At Walgreens, declining third quarter earnings were the catalyst behind the Deerfield, IL drug merchant’s decision to close 150 of its approximately 8,900 U.S stores over the next 14 months. The drug chain is part of parent firm Walgreens Boots Alliance, which will close an additional 300 units in the U.K. Profits declined 26 percent during Q3 to $3.2 billion and were particularly impacted by a $113 million loss in its healthcare division (Village MD, Summit Health). Much like CVS, Walgreens has many stores that are within close proximity of each other.

At beleaguered Rite Aid, the beleaguering continues. The Philadelphia, PA-based drug chain, which closed 145 stores during the past 12 months, said it expects further stores closings after a poor Q1 earnings report, in which the company lost $306.7 million vs. a $110.2 loss in the same period last year. Overall sales also dipped by approximately $350 million to $5.65 billion in the 13-week period. At its retail pharmacy division, which includes more than 2,300 units, comp stores revenue increased 3.4 primarily on the strength of increased prescription prices.

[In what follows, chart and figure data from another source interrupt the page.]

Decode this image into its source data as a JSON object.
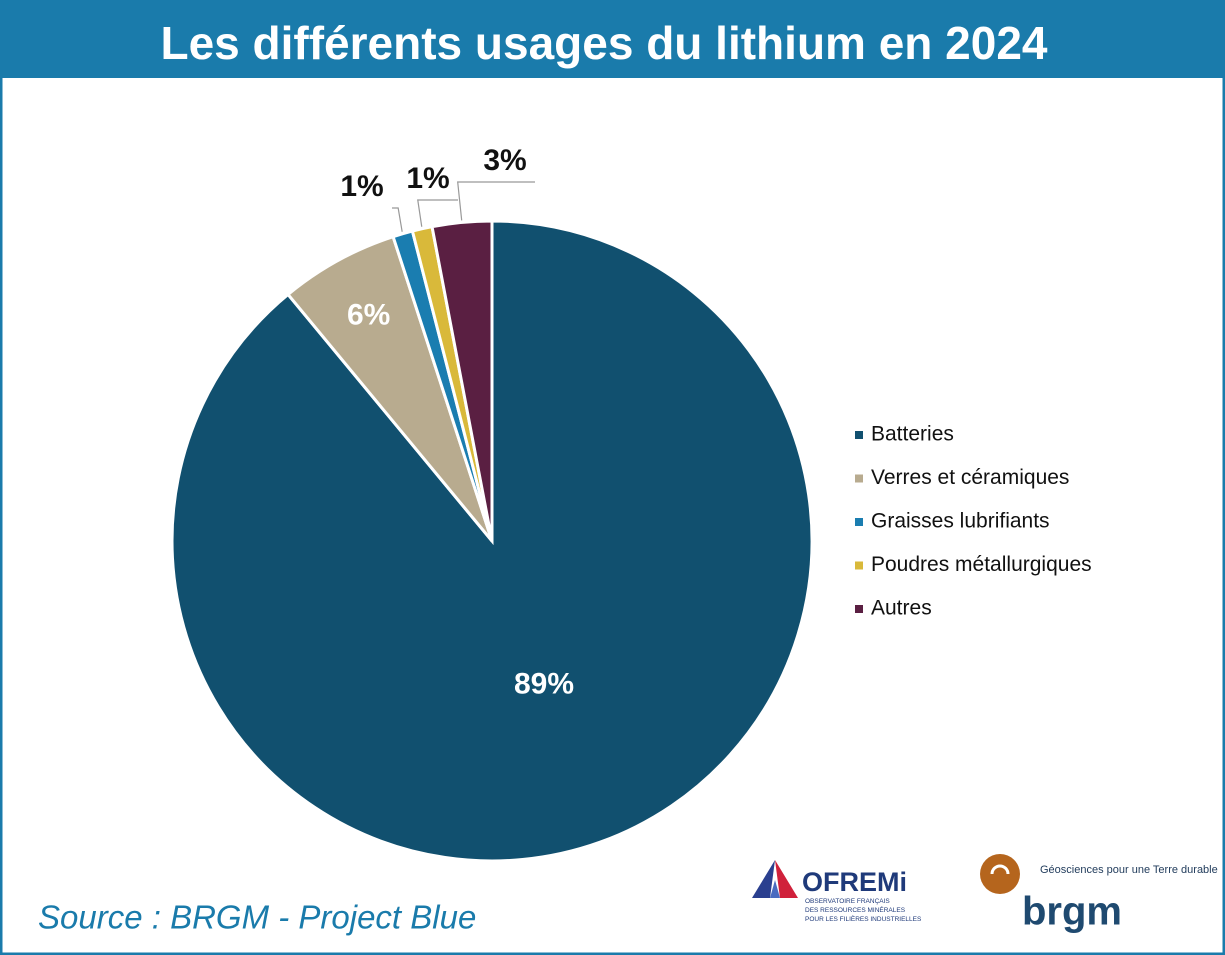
{
  "chart_data": {
    "type": "pie",
    "title": "Les différents usages du lithium en 2024",
    "categories": [
      "Batteries",
      "Verres et céramiques",
      "Graisses lubrifiants",
      "Poudres métallurgiques",
      "Autres"
    ],
    "values": [
      89,
      6,
      1,
      1,
      3
    ],
    "value_labels": [
      "89%",
      "6%",
      "1%",
      "1%",
      "3%"
    ],
    "colors": [
      "#11506f",
      "#b8ab8f",
      "#1a7db0",
      "#d9b93a",
      "#5a1f42"
    ],
    "legend": "right"
  },
  "source": "Source : BRGM - Project Blue",
  "logos": {
    "ofremi": {
      "name": "OFREMi",
      "lines": [
        "OBSERVATOIRE FRANÇAIS",
        "DES RESSOURCES MINÉRALES",
        "POUR LES FILIÈRES INDUSTRIELLES"
      ]
    },
    "brgm": {
      "name": "brgm",
      "tagline": "Géosciences pour une Terre durable"
    }
  }
}
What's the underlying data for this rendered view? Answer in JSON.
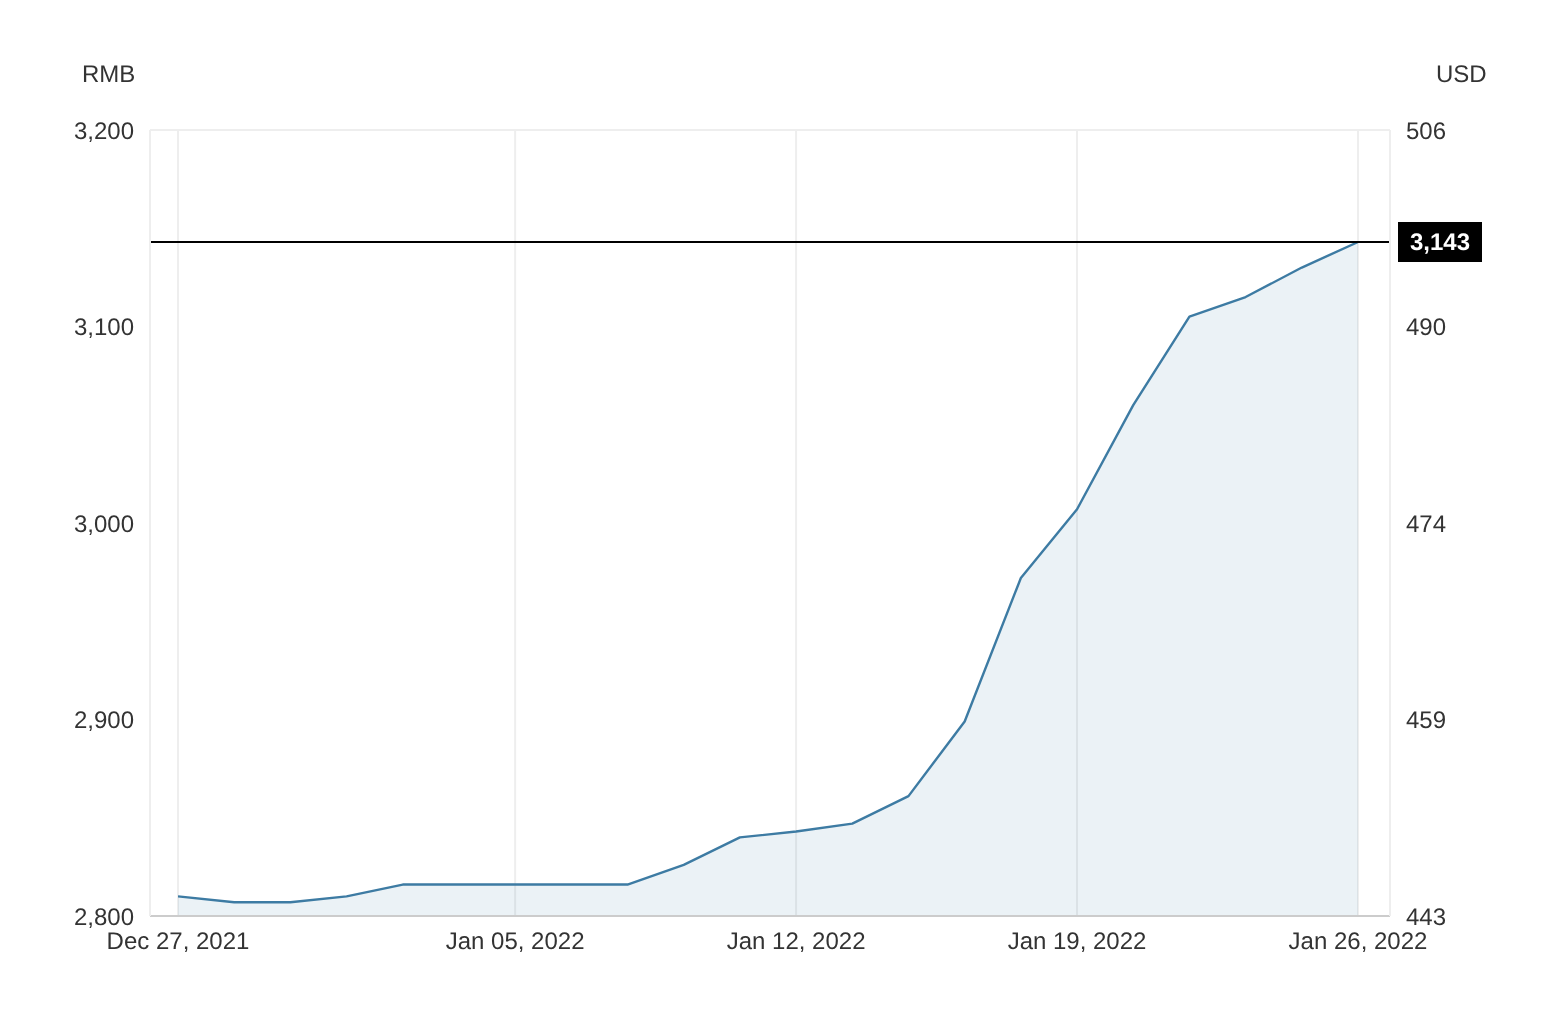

Elizabeth “Busy” Burr, who was named interim CEO in January after Heywood Donigan departed, said it might be three more years until consistent, positive numbers can be achieved.

“We continue to believe we are on track to achieve adjusted EBITDA growth in fiscal years 2025 and 2026. Our first quarter results were driven by strong scripts growth, solid pharmacy margins and early progress with our turnaround program, which offset underperformance on front-end sales in the retail pharmacy segment and a higher than expected medical loss ratio at Elixir Insurance,” said Burr who has also served as a Rite Aid director since 2019.

All three drug chains were also negatively affected by financial settlements made with several states over opioid abuse issues at their pharmacies. That collective settlement payout number currently stands at more than $10 billion and is expected to increase as more jurisdictions await judgments or settlements over other opioid-related lawsuits.